When Aimee* was pregnant with her now 14-month-old son, Leo*, she wanted to avoid having her labour induced unless there was a compelling medical reason to do so. “I’d watched (the U.S. documentary) The Business of Being Born, about how some members of the medical profession want to hurry birth along,” recalls the Brandon, Manitoba mom, “and I’d heard about the risks of induction.” Among other things, induction is linked with an increased likelihood of vacuum or forceps delivery and Caesarean section. Aimee wanted as little intervention as possible.
In the United States, one hospital has halved neonatal intensive care unit admissions for babies between 37 and 38 weeks gestation simply by instituting policies to discourage elective induction before 39 weeks. (This move is due to mounting evidence that those babies born before 39 weeks run a higher risk of various problems, including breathing difficulties.) Guidelines from the Society of Obstetricians and Gynaecologists of Canada say that induction should be considered when it is felt that the risks of waiting to go into labour naturally outweigh the potential maternal and fetal risks of induction. So is it still possible to reduce your chances of having labour induced artificially?
First, ensure your pregnancy is dated as accurately as possible—you may think you’re due when you’re only, say, 38 weeks pregnant. One of the best ways to determine this is to have an ultrasound between 11 and 14 weeks, which is when the margin for error is lowest.
“Research shows that when obstetricians, midwives or family doctors follow a policy of performing ultrasounds for dating, then the number of patients who fail to deliver near their due dates goes down,” explains Eileen Hutton, PhD, a midwife and director of midwifery education and professor of obstetrics and gynecol-ogy at McMaster University in Hamilton.
Read More: Creating a Birth Plan
Another measure that can reduce the likelihood of being induced for post-date pregnancy is something called “stretch and sweep” or “stripping the membranes”—basically an internal exam where your doctor or midwife gently “sweeps” a finger around your cervix to separate the amniotic sac surrounding the baby from the uterine wall in order to stimulate labour. Typically, this is done weekly, starting anywhere between 37 and 40 weeks.
Still pregnant past your due date? Keep in mind that the main risk of going overdue—a slight bump in the risk of stillbirth (less than one percent)—doesn’t start rising until 42 weeks, so unless there are indications your baby isn’t doing well, you can delay (an induction can sometimes take two or more days). Until then, you can also try methods that have been suggested for generations—spicy foods, sex or going on long walks. All are said to stimulate the uterus and ultimately jump-start labour. At the very least, they will pass the time without causing any harm.

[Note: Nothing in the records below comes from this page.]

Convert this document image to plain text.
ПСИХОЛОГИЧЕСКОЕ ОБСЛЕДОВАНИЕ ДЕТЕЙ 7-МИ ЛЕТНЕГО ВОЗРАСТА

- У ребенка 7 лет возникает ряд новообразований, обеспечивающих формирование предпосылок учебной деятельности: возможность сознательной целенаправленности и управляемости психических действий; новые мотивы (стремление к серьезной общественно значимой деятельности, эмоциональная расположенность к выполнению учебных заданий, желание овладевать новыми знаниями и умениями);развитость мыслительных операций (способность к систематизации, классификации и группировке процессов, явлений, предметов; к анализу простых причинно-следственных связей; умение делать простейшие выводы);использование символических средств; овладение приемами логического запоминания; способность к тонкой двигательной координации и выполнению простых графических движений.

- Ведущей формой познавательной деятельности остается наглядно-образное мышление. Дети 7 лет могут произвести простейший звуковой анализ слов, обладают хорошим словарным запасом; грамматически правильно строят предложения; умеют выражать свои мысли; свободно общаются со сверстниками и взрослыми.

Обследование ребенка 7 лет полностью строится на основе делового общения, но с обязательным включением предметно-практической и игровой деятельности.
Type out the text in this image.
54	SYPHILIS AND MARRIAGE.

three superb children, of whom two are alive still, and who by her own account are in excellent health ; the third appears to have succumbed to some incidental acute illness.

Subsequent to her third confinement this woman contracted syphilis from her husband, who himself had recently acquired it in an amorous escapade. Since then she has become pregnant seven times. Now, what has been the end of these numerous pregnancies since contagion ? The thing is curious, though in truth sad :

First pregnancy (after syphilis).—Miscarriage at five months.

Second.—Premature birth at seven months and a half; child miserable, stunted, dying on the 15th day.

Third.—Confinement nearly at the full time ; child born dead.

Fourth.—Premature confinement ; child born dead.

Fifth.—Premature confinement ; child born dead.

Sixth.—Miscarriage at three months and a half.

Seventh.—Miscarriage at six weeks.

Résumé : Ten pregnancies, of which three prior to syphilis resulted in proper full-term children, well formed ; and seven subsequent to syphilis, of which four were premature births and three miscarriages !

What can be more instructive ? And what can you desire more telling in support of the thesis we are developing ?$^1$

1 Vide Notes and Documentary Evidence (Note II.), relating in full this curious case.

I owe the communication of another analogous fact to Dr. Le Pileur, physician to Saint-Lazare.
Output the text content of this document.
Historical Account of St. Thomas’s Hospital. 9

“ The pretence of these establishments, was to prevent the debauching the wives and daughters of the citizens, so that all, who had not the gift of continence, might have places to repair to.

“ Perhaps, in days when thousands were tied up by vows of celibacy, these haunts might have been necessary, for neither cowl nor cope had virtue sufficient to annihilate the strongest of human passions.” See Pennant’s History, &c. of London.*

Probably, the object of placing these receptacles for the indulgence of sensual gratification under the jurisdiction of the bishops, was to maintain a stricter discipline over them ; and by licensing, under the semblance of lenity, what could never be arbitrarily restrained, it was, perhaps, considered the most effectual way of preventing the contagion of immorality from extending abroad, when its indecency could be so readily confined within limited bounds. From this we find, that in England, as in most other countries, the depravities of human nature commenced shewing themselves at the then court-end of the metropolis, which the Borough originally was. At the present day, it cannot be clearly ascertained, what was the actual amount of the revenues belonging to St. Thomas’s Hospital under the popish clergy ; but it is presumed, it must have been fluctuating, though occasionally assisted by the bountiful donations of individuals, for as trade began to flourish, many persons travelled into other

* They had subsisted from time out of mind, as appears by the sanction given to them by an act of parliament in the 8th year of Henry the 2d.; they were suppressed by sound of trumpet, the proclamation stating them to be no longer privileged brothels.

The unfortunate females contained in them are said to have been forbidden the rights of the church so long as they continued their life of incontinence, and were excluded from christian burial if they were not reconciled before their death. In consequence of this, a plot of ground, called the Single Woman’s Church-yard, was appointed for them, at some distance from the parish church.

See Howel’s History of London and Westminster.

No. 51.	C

The decision to induce may be made when your health or your baby’s health is at risk. This may include pre-eclampsia (dangerously high blood pressure in Mom), premature rupture of membranes, pre-existing medical conditions such as Type 1 diabetes, low fetal growth rate, or being at least 10 days past your due date. Worry about delivering a larger than average baby is not a good reason. “Inducing for a big baby has been proven to cause more Caesarean sections and not reduce the incidence of complications from a large baby,” says Ellen Giesbrecht, head of obstetrics and gynecology at BC Women’s Hospital & Health Centre in Vancouver.

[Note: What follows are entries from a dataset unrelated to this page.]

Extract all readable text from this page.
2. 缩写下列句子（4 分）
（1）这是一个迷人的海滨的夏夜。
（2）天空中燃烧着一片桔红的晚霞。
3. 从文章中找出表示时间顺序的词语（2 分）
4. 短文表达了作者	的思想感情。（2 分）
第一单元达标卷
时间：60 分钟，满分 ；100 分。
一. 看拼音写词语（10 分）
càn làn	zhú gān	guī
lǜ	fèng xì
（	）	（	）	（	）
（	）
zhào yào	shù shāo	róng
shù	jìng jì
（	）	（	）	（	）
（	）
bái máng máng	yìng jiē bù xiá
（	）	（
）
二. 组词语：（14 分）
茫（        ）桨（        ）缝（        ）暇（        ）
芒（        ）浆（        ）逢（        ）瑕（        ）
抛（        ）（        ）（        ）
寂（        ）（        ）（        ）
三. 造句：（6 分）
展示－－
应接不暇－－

If your caregiver raises the possibility of induction, ask questions “so that you understand the reason for the recommendation and the wiggle room you have in changing the date of the induction (if any),” says Toronto doula Amanda Spakowski. “In asking questions, parents can either better understand the reason for an induction and feel more resolved about it, or they may discover they have more time to let their body go into labour on their own.”
Ultimately, Aimee was medically induced at 41 weeks, when her previously active baby stopped moving and tests suggested he’d be better off outside the womb. “If he hadn’t stopped moving, I would have let the pregnancy go longer,” she says. Thirty-six hours later, she gave birth vaginally to her healthy baby boy.